Empathy is an extremely important trait when it comes to dealing with other people, both personally and in the workplace. Simply listening to what someone is saying is a great way to start working on your empathy skills. Understanding people’s needs and feelings will help you to positively engage with them. You might find some people harder to read than others, but if you keep listening and observing, you should soon find that you’re able to recognise how someone is feeling. This makes interaction on both a personal and a business level far more effective and rewarding.
Control your emotions
We’ve all worked with someone with a tendency to fly off the handle at the slightest thing. And most of us would agree this is neither pleasant nor appropriate in a business environment. If you have a short fuse, learn to recognise your triggers and find a way to manage those emotions. You might initially find that you have to temporarily physically remove yourself from situations wherein you feel yourself getting angry or emotional, but, over time, managing your emotions will become easier. Practices being calm and assertive without letting your emotions control you.

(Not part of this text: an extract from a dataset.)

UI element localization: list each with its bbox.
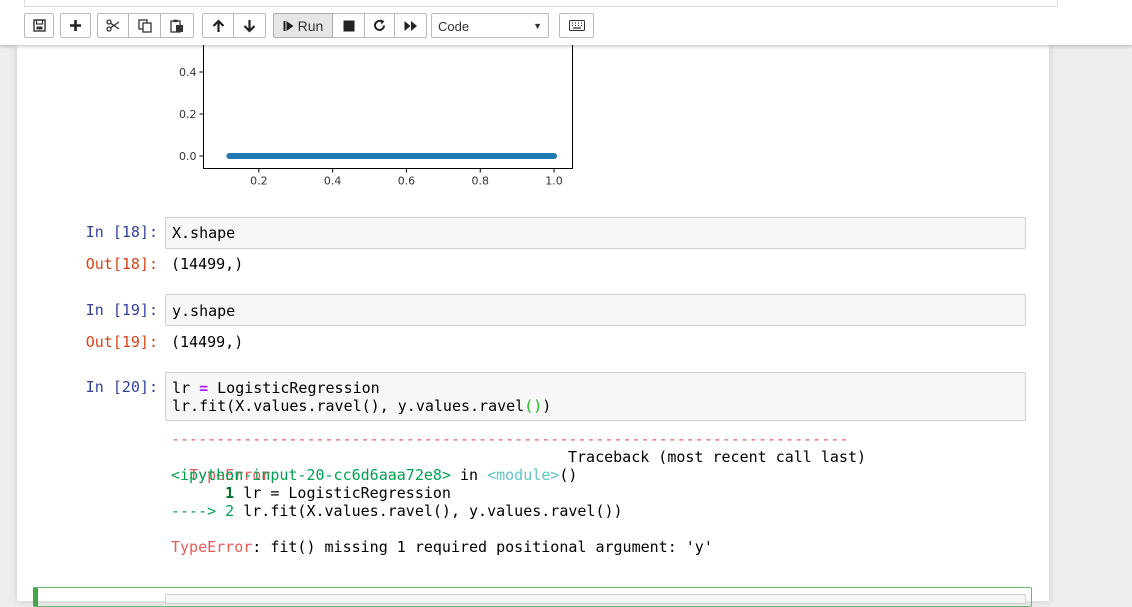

Improve your social skills
People with developed emotional intelligence generally find it easier to interact with and engage others. If you find yourself shying away in social situations, think about people you know who are great at socialising or presenting ideas to colleagues. Think about any traits they may have in common and how they make people feel. There is a fairly good chance that they make other people feel valued and important. Great social skills are less about talking and more about listening, reading situations and putting people at ease. Learn to relax in groups of people and ask questions. Listen carefully to conversations and make those with whom you speak feel genuinely valued.
Anyone who has invested time in developing their emotional intelligence will tell you that they see significant benefits in their daily interactions with others and in achieving their desired outcomes in any given situation, whether business or personal. They are routinely perceived as offering greater value by senior management and, in many cases, may enjoy accelerated career progression. This is a wholly portable skill set that far transcends individual industries and employers.